As imensas dificuldades persistiram no histórico ano de 1968. Um ano revolucionário por ser o começo da era aberta e que marcou o profissionalismo do tênis. Ela conseguiu chegar à sua última final de Slam na vida e estava ao lado de uma de suas maiores oponentes, Margareth Court: 4/6, 9/7 e 8/6 sobre King e Cals. Em simples, chegou até as quartas de final de Roland Garros e Wimbledon e a semifinal do US Open. No ano seguinte, o concerto teve um hiato com todo jeito de fim. Maria Esther se retirou das quadras ao desistir do circuito do Caribe após problemas no braço. Resultados médicos, na época, apontaram que ela nunca mais poderia voltar a jogar.  

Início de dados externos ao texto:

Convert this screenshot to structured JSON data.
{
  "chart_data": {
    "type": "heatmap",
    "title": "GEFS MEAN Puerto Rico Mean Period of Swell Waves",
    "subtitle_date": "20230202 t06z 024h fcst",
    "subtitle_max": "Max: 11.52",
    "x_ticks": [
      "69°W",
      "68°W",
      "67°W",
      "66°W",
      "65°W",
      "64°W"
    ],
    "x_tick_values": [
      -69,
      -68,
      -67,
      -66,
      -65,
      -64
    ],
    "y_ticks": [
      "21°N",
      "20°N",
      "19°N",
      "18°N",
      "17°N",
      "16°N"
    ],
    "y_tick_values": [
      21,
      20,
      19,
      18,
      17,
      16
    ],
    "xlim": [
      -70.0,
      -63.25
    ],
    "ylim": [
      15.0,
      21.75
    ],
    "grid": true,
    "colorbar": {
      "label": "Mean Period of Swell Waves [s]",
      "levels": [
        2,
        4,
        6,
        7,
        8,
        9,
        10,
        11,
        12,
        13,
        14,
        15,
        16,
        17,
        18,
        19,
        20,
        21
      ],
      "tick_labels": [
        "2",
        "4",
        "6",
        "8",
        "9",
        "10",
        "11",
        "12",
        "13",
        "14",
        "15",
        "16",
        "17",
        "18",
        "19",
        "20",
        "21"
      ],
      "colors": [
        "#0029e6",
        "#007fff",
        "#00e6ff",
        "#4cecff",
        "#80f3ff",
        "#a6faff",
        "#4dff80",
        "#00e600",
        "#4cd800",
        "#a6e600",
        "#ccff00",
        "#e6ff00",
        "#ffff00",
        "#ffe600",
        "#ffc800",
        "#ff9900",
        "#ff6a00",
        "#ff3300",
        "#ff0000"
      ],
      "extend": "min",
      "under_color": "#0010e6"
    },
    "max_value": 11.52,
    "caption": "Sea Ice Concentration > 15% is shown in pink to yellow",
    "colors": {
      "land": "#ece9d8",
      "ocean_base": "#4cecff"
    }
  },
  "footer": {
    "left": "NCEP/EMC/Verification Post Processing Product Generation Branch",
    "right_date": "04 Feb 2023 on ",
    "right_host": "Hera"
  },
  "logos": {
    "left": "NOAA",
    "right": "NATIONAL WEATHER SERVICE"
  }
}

Cinco anos se passaram, e, após fazer algumas cirurgias, iniciou o segundo ato do espetáculo com menos brilho de antes e vendo o tênis sofrendo transformações. Ela conquistou apenas um torneio, em 1974, o do Japão. Em Grand Slams, o mais longe que esteve neste segundo período, em simples, foi a quarta rodada de Wimbledon em 1976, quando foi derrotada por Sue Barker, de virada, por 2 sets a 1: 6/2, 2/6 e 1/6. O fim do espetáculo nas quadras, em definitivo, foi em 1977 após ser eliminada na segunda rodada do torneio de São Paulo. Encerrava uma trajetória gloriosa e marcante no tênis e na sociedade brasileira, conquistando 589 títulos, incluindo 19 Grand Slams e uma medalha de ouro nos Jogos Pan-Americanos de 1963. No ano seguinte à sua aposentadoria, Maria Esther Bueno foi para o Hall da Fama do tênis, entrando na seleta galeria de grandes nomes do esporte.  

Após sua aposentadoria, participou de jogos de exibição de duplas, fazendo clínicas, que são atividades voltadas para quem quer aprender a jogar tênis de maneira rápida, para milhares de crianças e, até 1993, participando de torneios de seniors nos dois Grand Slams em que ela mais brilhou: Wimbledon e US Open. No de Nova York, chegou à final de duplas mistas seniors em 1991.  

Em 2006 tornou-se comentarista do SporTV, onde participou de diversos momentos do tênis durante uma década, incluindo em Jogos Olímpicos. Nos últimos anos, passou a comentar apenas no ATP 500 Rio Open, o mais importante torneio na América do Sul. Ela também comentou torneios na BBC. Maria também foi embaixadora divulgando o esporte na qual construiu uma trajetória marcante e brilhante.  

Em 2015, seu nome foi homenageado de forma muito especial virando a nomenclatura do Centro Olímpico de Tênis no Parque Olímpico, onde foram realizadas todas as partidas da modalidade dos Jogos Olímpicos Rio 2016, evento que ela teve o privilégio de acompanhar, de comentar no SporTV e participar segurando a bandeira do Brasil na Cerimônia de Encerramento antes do hino nacional ser tocado.  

 

Maria Esther Bueno com Flávia Penetta durante o Rio Open de 2016, último ano em que teve o torneio WTA – Foto: João Pires/FotoJump/Rio Open/Foto Pública 

Em 2017, ela descobriu um câncer no lábio, mas que pouco tempo depois acabou indo para garganta. Ela fez sessões de quimioterapia no Hospital Albert Einstein e apresentou melhora. No entanto, em abril de 2018, ao jogar tênis, Maria Esther sentiu dores, inicialmente pensando que seria uma lesão, porém, na verdade, era um novo câncer que havia se espalhado para outras partes do corpo. Dessa vez, preferiu fazer a imunoterapia. Em 8 de julho, a tenista perdeu a batalha para o câncer e deixou-nos aos 78 anos, deixando um legado imenso. Sua vida foi um baile intenso, com a precisão e elegância de segurar uma raquete e a elegância e plasticidade de seu jogo. Lendária e eterna, o seu baile será, eternamente, lembrado como um dos maiores espetáculos do tênis, porque um espetáculo formidável, com história, elegância e reverência será sempre memorizado por todos os amantes da arte sublime do esporte. A maior tenista do Brasil e, para sempre, a bailarina do tênis.